Le gouvernement de Stephen Harper a plongé le Canada dans une crise politique majeure au pire moment que l'on pouvait imaginer. L'impasse est si totale qu'aucun des scénarios évoqués ne réussira à sortir élégamment le Canada de la crise, qu'aucune solution ne donnera aux Canadiens ce dont ils avaient besoin en cette période de tourmente, soit un gouvernement stable, compétent et légitime.
Tout ce qu'on peut espérer, c'est que l'on puisse trouver la solution la moins mauvaise. La stratégie à laquelle s'accrochent les conservateurs, qui consisterait à proroger la session jusqu'en janvier, pour ne pas être renversés et remplacés par un gouvernement de coalition entre libéraux et néo-démocrates, est probablement celle qui permettrait de limiter les dégâts.
Parce qu'elle permet de gagner du temps et de calmer les esprits échauffés des politiciens fédéraux. Parce qu'elle s'inscrit mieux dans les traditions parlementaires. Et parce qu'elle reste, même si elle n'est pas attrayante, moins mauvaise que l'alternative, la coalition bancale entre libéraux et néo-démocrates.
Le premier ministre Harper et son entourage sont les grands responsables de cette crise. Leur énoncé économique de la semaine dernière était inacceptable. Il contenait des mesures politiques dont le caractère partisan était scandaleux. M. Harper se refusait à une intervention énergique dans un contexte de crise. Ces deux choix trahissaient la volonté du gouvernement d'imposer les dogmes du conservatisme extrême.
Cet énoncé soulevait un problème de légitimité démocratique parce que les conservateurs brisaient le lien de confiance avec des électeurs qui ont souhaité un leadership économique et qui ont exprimé leur méfiance face à l'idéologie hyper conservatrice.
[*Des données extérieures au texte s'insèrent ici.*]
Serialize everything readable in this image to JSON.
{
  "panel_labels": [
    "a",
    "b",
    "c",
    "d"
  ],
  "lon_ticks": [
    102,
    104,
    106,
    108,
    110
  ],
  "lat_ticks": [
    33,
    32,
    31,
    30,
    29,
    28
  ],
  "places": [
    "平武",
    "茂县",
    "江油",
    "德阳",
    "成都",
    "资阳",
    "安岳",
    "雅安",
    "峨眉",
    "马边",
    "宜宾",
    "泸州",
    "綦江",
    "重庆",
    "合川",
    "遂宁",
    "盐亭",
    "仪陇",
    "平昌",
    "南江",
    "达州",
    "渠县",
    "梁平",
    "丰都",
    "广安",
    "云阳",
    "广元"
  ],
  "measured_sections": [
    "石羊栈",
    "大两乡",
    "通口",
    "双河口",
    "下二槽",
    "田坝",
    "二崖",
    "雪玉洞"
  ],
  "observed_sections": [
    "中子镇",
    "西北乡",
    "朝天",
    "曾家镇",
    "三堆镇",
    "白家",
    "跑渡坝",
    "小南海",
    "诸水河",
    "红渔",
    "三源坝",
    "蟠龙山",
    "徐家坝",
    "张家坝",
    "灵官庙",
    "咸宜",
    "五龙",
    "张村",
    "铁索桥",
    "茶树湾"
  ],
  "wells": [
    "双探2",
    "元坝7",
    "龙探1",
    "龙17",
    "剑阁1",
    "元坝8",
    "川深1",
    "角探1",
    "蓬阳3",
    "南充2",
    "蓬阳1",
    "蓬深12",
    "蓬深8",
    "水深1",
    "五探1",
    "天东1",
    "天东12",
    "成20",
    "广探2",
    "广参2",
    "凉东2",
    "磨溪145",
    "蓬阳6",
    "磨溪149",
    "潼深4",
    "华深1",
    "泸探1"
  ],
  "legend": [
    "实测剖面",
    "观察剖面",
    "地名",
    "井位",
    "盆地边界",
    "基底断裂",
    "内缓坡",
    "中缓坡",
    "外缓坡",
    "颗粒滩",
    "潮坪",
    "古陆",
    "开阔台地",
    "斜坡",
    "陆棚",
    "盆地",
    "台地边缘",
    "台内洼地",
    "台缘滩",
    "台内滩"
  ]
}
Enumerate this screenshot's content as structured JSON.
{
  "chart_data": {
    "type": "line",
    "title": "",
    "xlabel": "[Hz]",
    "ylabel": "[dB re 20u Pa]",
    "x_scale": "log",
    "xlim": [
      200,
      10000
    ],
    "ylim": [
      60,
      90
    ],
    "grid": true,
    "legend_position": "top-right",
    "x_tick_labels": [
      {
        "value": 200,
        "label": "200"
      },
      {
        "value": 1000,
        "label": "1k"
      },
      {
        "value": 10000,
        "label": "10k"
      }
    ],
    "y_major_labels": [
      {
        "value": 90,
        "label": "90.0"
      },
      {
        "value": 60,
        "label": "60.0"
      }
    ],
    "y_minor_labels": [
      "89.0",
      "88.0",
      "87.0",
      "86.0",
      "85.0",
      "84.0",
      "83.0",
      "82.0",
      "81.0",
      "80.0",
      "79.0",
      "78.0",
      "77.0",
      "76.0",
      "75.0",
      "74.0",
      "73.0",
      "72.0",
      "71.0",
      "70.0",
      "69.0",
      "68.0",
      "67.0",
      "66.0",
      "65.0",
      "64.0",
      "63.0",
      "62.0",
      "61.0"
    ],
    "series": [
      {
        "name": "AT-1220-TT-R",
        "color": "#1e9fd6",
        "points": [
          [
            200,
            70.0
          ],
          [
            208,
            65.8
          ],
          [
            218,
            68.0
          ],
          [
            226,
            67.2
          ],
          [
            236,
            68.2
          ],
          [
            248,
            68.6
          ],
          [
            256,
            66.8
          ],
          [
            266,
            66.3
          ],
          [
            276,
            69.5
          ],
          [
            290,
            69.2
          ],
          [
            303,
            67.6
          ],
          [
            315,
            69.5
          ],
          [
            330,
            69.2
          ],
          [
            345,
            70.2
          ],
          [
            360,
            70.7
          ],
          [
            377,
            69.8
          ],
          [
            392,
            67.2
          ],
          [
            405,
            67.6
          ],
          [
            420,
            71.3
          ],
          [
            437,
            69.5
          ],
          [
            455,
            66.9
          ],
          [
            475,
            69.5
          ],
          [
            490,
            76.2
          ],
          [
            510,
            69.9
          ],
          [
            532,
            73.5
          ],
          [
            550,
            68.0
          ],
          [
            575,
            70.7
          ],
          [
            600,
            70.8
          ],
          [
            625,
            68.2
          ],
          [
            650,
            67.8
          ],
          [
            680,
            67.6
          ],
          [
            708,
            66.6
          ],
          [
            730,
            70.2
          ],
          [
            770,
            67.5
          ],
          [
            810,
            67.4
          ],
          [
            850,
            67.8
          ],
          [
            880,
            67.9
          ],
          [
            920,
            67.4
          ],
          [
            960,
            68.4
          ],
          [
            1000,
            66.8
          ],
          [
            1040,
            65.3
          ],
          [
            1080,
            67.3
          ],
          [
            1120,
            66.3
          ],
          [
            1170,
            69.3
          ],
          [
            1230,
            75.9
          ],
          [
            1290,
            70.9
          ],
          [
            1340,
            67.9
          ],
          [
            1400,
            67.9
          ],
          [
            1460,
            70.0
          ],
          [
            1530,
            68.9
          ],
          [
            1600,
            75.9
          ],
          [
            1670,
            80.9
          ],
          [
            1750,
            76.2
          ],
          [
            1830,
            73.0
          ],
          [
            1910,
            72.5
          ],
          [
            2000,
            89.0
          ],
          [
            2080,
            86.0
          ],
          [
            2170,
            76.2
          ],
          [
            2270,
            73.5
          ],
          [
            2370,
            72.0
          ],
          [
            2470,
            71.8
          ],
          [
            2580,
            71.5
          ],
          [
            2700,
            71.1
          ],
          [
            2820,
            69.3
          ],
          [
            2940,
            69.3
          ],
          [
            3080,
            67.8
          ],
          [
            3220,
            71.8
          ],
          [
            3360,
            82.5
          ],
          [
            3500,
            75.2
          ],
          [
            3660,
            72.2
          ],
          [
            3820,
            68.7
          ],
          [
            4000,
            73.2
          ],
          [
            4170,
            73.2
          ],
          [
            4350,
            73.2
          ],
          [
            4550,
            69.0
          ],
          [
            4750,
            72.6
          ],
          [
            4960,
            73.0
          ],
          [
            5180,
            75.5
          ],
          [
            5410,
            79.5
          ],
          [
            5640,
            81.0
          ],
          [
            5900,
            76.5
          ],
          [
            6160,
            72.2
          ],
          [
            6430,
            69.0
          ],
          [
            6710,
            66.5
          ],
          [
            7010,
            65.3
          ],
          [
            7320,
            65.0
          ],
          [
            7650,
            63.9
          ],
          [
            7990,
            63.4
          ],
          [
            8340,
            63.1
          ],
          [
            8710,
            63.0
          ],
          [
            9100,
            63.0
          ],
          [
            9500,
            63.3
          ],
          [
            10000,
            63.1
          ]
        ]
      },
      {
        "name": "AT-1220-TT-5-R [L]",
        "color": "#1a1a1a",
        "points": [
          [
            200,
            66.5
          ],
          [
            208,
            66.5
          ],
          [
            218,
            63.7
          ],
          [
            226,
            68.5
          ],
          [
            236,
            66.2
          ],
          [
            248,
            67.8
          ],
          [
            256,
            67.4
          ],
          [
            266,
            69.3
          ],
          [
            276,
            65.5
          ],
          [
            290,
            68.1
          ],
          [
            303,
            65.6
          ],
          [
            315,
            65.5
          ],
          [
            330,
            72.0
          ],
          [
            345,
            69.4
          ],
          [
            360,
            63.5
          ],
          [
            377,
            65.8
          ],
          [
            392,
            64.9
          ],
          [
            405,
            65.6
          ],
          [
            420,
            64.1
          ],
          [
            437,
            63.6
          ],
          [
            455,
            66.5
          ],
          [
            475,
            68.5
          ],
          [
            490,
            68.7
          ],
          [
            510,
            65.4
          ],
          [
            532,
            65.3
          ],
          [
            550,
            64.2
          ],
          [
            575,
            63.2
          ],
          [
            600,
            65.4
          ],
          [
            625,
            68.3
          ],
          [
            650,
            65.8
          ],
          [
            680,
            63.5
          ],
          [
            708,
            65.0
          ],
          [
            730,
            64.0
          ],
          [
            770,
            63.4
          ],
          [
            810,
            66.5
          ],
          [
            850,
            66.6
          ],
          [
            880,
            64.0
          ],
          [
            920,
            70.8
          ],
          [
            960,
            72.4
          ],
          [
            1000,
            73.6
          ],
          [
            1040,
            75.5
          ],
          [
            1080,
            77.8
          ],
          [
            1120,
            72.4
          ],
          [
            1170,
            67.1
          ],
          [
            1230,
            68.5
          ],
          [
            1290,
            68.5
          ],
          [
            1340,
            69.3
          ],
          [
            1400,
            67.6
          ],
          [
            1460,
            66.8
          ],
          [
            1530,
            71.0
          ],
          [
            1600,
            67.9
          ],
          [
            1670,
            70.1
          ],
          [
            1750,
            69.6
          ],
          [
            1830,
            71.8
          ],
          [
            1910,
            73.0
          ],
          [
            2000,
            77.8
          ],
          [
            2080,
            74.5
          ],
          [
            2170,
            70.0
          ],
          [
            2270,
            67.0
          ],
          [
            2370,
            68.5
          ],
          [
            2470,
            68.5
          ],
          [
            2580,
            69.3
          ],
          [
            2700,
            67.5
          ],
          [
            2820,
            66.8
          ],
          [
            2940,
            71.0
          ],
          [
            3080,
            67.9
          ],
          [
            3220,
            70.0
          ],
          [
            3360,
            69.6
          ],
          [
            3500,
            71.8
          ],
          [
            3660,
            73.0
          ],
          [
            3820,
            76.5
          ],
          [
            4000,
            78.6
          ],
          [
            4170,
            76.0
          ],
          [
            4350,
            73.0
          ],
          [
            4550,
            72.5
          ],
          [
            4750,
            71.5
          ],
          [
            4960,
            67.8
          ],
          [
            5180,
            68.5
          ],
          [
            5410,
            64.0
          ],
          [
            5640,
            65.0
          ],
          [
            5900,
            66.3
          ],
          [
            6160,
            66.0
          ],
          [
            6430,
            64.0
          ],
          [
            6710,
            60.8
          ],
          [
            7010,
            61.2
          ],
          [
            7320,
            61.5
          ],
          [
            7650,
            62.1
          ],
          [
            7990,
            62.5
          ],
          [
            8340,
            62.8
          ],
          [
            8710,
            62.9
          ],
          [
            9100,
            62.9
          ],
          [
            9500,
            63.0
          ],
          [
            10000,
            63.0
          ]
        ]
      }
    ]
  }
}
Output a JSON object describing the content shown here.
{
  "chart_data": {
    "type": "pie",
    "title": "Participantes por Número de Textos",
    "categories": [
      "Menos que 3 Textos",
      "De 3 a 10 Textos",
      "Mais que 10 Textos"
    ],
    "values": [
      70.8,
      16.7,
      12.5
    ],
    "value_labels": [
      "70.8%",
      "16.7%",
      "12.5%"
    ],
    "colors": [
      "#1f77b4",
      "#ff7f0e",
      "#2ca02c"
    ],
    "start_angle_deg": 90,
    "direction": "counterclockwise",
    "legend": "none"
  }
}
Les trois partis de l'opposition avaient raison de dénoncer ces manoeuvres. Mais dans notre système parlementaire, la façon classique d'agir pour l'opposition, si elle ne voulait pas renverser le gouvernement si tôt après une élection, c'était de le forcer à rectifier le tir. C'est ce qui est en train d'arriver. Les conservateurs ont déjà retiré les mesures les plus inacceptables, comme la fin du financement public des partis. Et devant la fermeté imprévue de l'opposition, ils n'auront pas d'autres choix, s'ils survivent jusqu'en janvier, que de proposer un budget qui devra être acceptable.
Il est vrai que la réaction des conservateurs montre une absence totale de repentir. Leur contre-attaque contre la «coalition séparatiste» reste brutale et franchement primaire. Mais ne nous trompons pas. Ce gouvernement, affaibli, est sous haute surveillance et son espérance de vie est réduite.
La survie des conservateurs, après le fiasco de l'énoncé économique, n'a donc rien d'attrayant. Mais l'alternative est encore plus indigeste. La coalition raboudinée par les libéraux et les néo-démocrates, avec l'appui du Bloc québécois, a quelque chose de malsain. Pas parce qu'elle repose sur l'appui des séparatistes, comme le répètent les conservateurs. Mais parce qu'elle imposerait aux Canadiens un gouvernement de centre gauche, dont le programme est un catalogue, qui n'a pas, lui non plus, de légitimité démocratique.
Les Canadiens n'ont pas voté pour Stéphane Dion, encore moins pour voir le NPD au pouvoir. Une des causes de l'échec des libéraux de Stéphane Dion était justement son incapacité à avoir bien occupé le centre de l'échiquier politique. Il dirigerait un gouvernement tiré encore plus à gauche par la présence d'un NPD dont les idées sont marginales.
Il y a en outre quelque chose de presque loufoque à voir Stéphane Dion, chef du PLC par accident, devenir premier ministre par accident, après avoir reçu une très claire rebuffade des électeurs et après avoir été chassé par son propre parti. Bien sûr, dira-t-on, il sera remplacé en mai par celui qui le remplacera à la tête du Parti libéral. Mais justement, où est la stabilité? Et quel cadeau pour celui qui le remplacera, probablement Michael Ignatieff, qui aura les mains liées par une entente dont il n'est pas maître?
Ne nous contons pas d'histoires. Le Canada ne connaîtra pas la stabilité politique dont il a besoin. Parce que les conservateurs sont maintenant en crise. Avec sa terrible erreur, M. Harper a compromis son propre avenir, il a affaibli son parti, et il a anéanti les chances de succès de son agenda réformiste. Et que les libéraux sont aussi en crise, avec un chef discrédité, un parti divisé et une lutte au leadership qui sera difficile.
Tout cela nous mènera, plus tôt que tard, à des élections, que l'on aime cela ou non.